Narrator faces habit of exaggeration and its cost

Exaggeration

She was always over the top  The way she would tell it, it was either a world of lollipops, unicorns and rainbows or sour milk, mildew, and snapping dogs.  A bump would become a shove and a smile a romance.

It wasn’t that she didn’t know the difference.  Her scales were weighted properly.  She just enjoyed the drama of exaggeration and it became the path she trod by choice, for entertainment.  Therefore, it wasn’t until her mid-thirties that she understood that this path of choice was a toll road and there was payment due. 

She learned this in the single moment when she opened her mouth to speak the words, “I do.”  No, not the wedding vow. “I do.”She was wedded to John and had been for fourteen years.  Together, they had three sons and a daughter, aged twelve, ten and seven, their third pregnancy delivering to them twins - their third boy and first girl.  No. This was not a vow.  An oath, rather.  To tell the truth, the whole truth and nothing but the truth. 
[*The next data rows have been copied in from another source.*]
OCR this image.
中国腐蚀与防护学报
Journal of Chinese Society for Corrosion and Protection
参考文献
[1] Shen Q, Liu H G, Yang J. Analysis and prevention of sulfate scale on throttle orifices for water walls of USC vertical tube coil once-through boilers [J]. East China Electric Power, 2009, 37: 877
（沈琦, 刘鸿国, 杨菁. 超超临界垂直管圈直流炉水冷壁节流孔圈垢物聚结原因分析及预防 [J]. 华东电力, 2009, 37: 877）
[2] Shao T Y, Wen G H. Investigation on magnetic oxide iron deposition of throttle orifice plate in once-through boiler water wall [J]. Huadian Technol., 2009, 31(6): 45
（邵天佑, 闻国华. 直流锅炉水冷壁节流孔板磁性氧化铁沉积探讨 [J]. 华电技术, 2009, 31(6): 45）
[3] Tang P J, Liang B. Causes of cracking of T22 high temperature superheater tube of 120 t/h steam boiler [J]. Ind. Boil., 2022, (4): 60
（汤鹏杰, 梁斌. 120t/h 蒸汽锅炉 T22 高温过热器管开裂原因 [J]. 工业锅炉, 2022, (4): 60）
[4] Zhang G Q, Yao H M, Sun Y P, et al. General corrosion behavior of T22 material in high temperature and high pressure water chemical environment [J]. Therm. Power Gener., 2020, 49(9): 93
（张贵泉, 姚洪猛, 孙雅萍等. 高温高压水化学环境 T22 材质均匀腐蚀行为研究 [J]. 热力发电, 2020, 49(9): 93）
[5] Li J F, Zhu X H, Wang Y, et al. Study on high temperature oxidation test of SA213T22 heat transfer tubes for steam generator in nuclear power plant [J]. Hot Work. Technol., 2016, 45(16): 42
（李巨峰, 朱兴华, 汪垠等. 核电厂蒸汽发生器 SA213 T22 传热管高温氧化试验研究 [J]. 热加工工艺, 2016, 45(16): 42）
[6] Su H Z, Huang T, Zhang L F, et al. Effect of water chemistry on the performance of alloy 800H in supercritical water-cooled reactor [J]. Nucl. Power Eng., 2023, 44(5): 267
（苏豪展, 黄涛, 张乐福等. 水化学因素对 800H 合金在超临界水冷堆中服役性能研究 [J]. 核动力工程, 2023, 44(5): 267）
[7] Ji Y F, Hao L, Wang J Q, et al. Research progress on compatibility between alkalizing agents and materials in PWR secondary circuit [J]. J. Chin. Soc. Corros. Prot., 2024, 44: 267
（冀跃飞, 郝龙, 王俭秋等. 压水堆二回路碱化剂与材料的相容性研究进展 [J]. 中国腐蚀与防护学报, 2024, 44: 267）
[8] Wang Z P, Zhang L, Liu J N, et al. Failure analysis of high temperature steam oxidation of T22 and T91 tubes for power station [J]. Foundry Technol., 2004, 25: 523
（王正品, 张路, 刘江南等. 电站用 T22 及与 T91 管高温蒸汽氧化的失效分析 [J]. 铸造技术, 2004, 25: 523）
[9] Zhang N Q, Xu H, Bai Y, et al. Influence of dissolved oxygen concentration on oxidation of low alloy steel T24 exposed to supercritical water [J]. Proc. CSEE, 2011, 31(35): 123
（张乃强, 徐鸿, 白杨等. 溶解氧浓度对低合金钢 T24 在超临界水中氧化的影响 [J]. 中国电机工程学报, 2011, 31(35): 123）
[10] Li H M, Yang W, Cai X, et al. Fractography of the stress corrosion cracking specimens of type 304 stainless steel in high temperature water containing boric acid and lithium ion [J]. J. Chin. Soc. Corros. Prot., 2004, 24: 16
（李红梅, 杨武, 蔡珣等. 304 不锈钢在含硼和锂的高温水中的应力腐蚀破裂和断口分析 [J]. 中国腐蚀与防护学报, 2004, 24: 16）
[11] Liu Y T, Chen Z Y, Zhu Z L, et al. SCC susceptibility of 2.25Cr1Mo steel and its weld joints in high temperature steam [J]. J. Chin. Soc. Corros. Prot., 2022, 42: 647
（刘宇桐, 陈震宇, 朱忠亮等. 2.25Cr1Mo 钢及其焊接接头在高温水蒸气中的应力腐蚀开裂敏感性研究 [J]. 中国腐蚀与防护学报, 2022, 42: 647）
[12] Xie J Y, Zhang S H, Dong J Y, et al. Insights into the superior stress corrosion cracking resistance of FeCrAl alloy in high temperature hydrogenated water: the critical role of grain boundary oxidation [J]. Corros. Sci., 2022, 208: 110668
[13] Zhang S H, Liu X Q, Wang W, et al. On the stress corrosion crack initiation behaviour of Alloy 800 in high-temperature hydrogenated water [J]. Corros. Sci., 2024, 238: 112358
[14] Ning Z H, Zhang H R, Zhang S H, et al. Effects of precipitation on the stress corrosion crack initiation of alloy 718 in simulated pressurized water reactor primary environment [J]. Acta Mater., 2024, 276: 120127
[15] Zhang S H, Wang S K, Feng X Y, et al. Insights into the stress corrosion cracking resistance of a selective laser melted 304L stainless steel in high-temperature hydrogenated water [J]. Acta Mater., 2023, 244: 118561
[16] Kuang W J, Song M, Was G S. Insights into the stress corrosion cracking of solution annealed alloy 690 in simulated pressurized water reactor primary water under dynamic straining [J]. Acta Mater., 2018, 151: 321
In the split second before speaking, she realizes - the more potent the exaggeration, the more dilute the truth.  And she wonders if she does take this oath, can she honestly remember the truth?  Will she be able to recall the true specifics of that night? Without her usual rewriting? Or have those details permanently morphed into the sugared version she has told, again and again, making it a story to dine out on, setting the gossip circuit humming, adding a bit of embroidery here, a touch of tat there to keep interest focused on what she can add or confide or tell.  Now it has all turned deadly. 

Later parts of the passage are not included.